Zip has been zapped.

Air Canada has shut down its discount airline, leading to concerns that customers in Western Canadian will be left out in the cold.

“Who do we talk to when we get ticked off?” asks Rick Erickson, an aviation analyst based in Calgary. “I think that (lack of Western Canadian representation) is an oversight on Air Canada’s part – and one that should be addressed.”

Erickson is calling for Canada’s national airline to appoint a senior executive in charge of Western Canada in wake of Air Canada’s move to shut down Zip last week.

“We should have a say,” he says, adding Western Canada comprises too large of a share of the market – 35 to 40 per cent – for Air Canada to ignore.

Zip, created two years ago, had served as a competitor to Calgary-based WestJet in the West. Air Canada is moving Zip’s flights, fares and employees under its main company brand.

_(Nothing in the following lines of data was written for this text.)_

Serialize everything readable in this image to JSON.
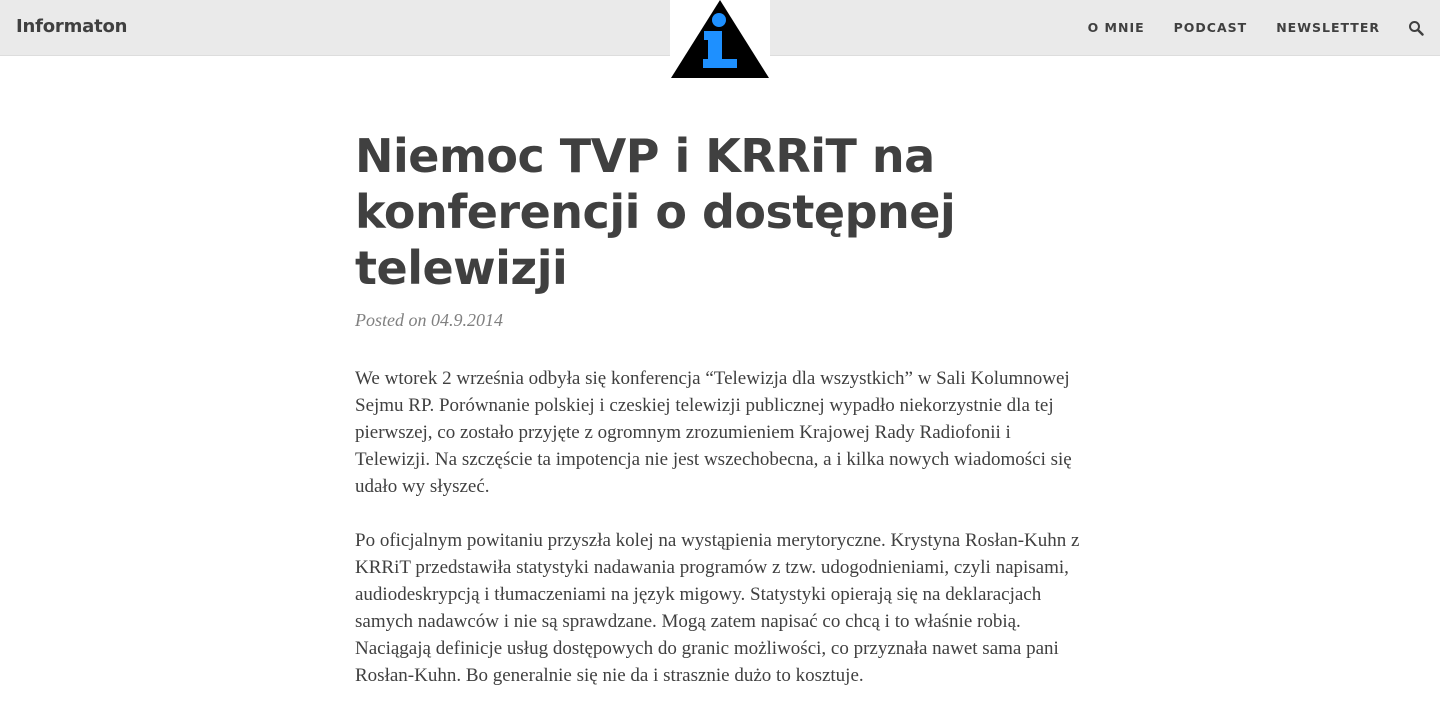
{
  "site": {
    "brand": "Informaton",
    "logo": "info-triangle-logo"
  },
  "nav": {
    "items": [
      {
        "label": "O MNIE"
      },
      {
        "label": "PODCAST"
      },
      {
        "label": "NEWSLETTER"
      }
    ],
    "search_icon": "search-icon"
  },
  "post": {
    "title": "Niemoc TVP i KRRiT na konferencji o dostępnej telewizji",
    "meta": "Posted on 04.9.2014",
    "paragraphs": [
      "We wtorek 2 września odbyła się konferencja “Telewizja dla wszystkich” w Sali Kolumnowej Sejmu RP. Porównanie polskiej i czeskiej telewizji publicznej wypadło niekorzystnie dla tej pierwszej, co zostało przyjęte z ogromnym zrozumieniem Krajowej Rady Radiofonii i Telewizji. Na szczęście ta impotencja nie jest wszechobecna, a i kilka nowych wiadomości się udało wy słyszeć.",
      "Po oficjalnym powitaniu przyszła kolej na wystąpienia merytoryczne. Krystyna Rosłan-Kuhn z KRRiT przedstawiła statystyki nadawania programów z tzw. udogodnieniami, czyli napisami, audiodeskrypcją i tłumaczeniami na język migowy. Statystyki opierają się na deklaracjach samych nadawców i nie są sprawdzane. Mogą zatem napisać co chcą i to właśnie robią. Naciągają definicje usług dostępowych do granic możliwości, co przyznała nawet sama pani Rosłan-Kuhn. Bo generalnie się nie da i strasznie dużo to kosztuje."
    ]
  },
  "colors": {
    "navbar_bg": "#eaeaea",
    "text": "#404040",
    "meta": "#808080",
    "logo_blue": "#1e90ff",
    "logo_black": "#000000"
  }
}
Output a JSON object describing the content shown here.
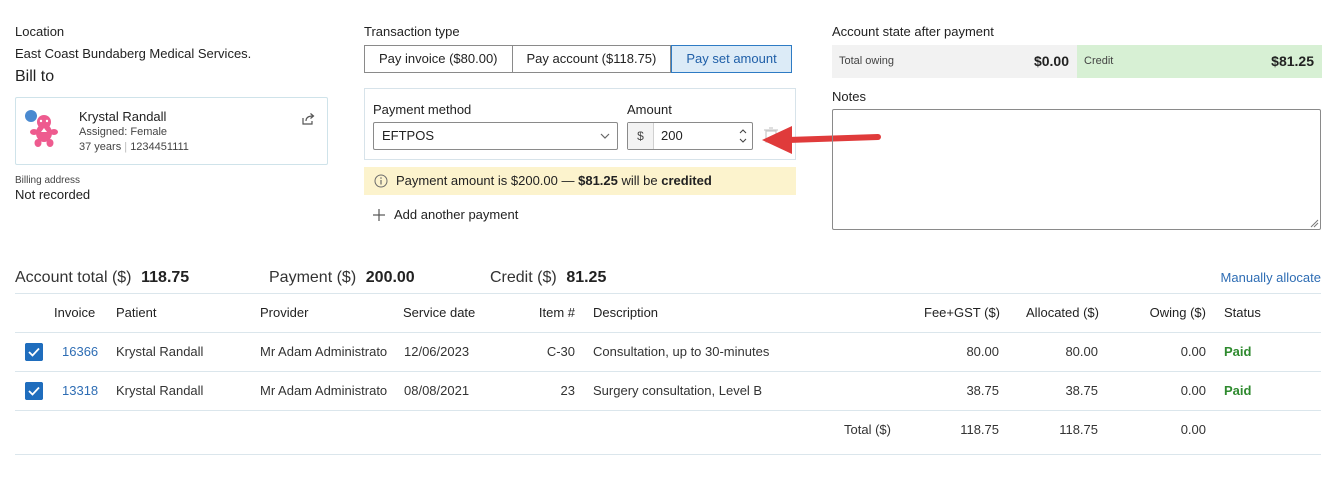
{
  "left": {
    "location_label": "Location",
    "location_value": "East Coast Bundaberg Medical Services.",
    "bill_to_label": "Bill to",
    "patient": {
      "name": "Krystal Randall",
      "gender": "Assigned: Female",
      "age": "37 years",
      "id": "1234451111"
    },
    "billing_label": "Billing address",
    "billing_value": "Not recorded"
  },
  "transaction": {
    "label": "Transaction type",
    "options": [
      "Pay invoice ($80.00)",
      "Pay account ($118.75)",
      "Pay set amount"
    ],
    "selected": "Pay set amount"
  },
  "payment": {
    "method_label": "Payment method",
    "method_value": "EFTPOS",
    "amount_label": "Amount",
    "amount_prefix": "$",
    "amount_value": "200",
    "notice_pre": "Payment amount is $200.00 — ",
    "notice_amount": "$81.25",
    "notice_mid": " will be ",
    "notice_post": "credited",
    "add_label": "Add another payment"
  },
  "account_state": {
    "label": "Account state after payment",
    "owing_label": "Total owing",
    "owing_value": "$0.00",
    "credit_label": "Credit",
    "credit_value": "$81.25",
    "notes_label": "Notes",
    "notes_value": ""
  },
  "summary": {
    "account_total_label": "Account total ($)",
    "account_total_value": "118.75",
    "payment_label": "Payment ($)",
    "payment_value": "200.00",
    "credit_label": "Credit ($)",
    "credit_value": "81.25",
    "manual_link": "Manually allocate"
  },
  "table": {
    "headers": [
      "Invoice",
      "Patient",
      "Provider",
      "Service date",
      "Item #",
      "Description",
      "Fee+GST ($)",
      "Allocated ($)",
      "Owing ($)",
      "Status"
    ],
    "rows": [
      {
        "invoice": "16366",
        "patient": "Krystal Randall",
        "provider": "Mr Adam Administrato",
        "date": "12/06/2023",
        "item": "C-30",
        "description": "Consultation, up to 30-minutes",
        "fee": "80.00",
        "allocated": "80.00",
        "owing": "0.00",
        "status": "Paid",
        "checked": true
      },
      {
        "invoice": "13318",
        "patient": "Krystal Randall",
        "provider": "Mr Adam Administrato",
        "date": "08/08/2021",
        "item": "23",
        "description": "Surgery consultation, Level B",
        "fee": "38.75",
        "allocated": "38.75",
        "owing": "0.00",
        "status": "Paid",
        "checked": true
      }
    ],
    "total_label": "Total ($)",
    "total_fee": "118.75",
    "total_allocated": "118.75",
    "total_owing": "0.00"
  },
  "colors": {
    "accent": "#2e7bc4",
    "credit_bg": "#d7f0d4",
    "notice_bg": "#fcf3cd",
    "paid": "#2e8a2e",
    "arrow": "#e03b3b"
  },
  "icons": [
    "share-icon",
    "chevron-down-icon",
    "spin-icon",
    "delete-icon",
    "info-icon",
    "plus-icon",
    "checkbox-icon",
    "arrow-icon"
  ]
}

Unlike its former subsidiary Tango, a discount airline that it shut down but retained as a brand on low-fare programs, Air Canada will no longer apply the Zip label to its ticket products.

Erickson says the move to integrate Zip into the main airline shows Air Canada has done everything it wants to do before emerging from bankruptcy protection at the end of September.

“Low domestic fares are here to stay,” he notes, adding Air Canada’s restructuring effort appears to have been successful.

Zip’s death comes as no surprise, as Air Canada announced two months ago that it would integrate Zip into its mainstream operations. Zip was only created, he adds, to aid the restructuring effort.

“They wanted to send a clear message to labour that they would do whatever it took to reduce labour costs.”

Air Canada is shifting Zip president Bill Bredt to the post of senior vice-president and chief operating officer for its Air Canada Jazz regional carrier. Most of Zip’s 400 employees have been transferred to positions within Air Canada.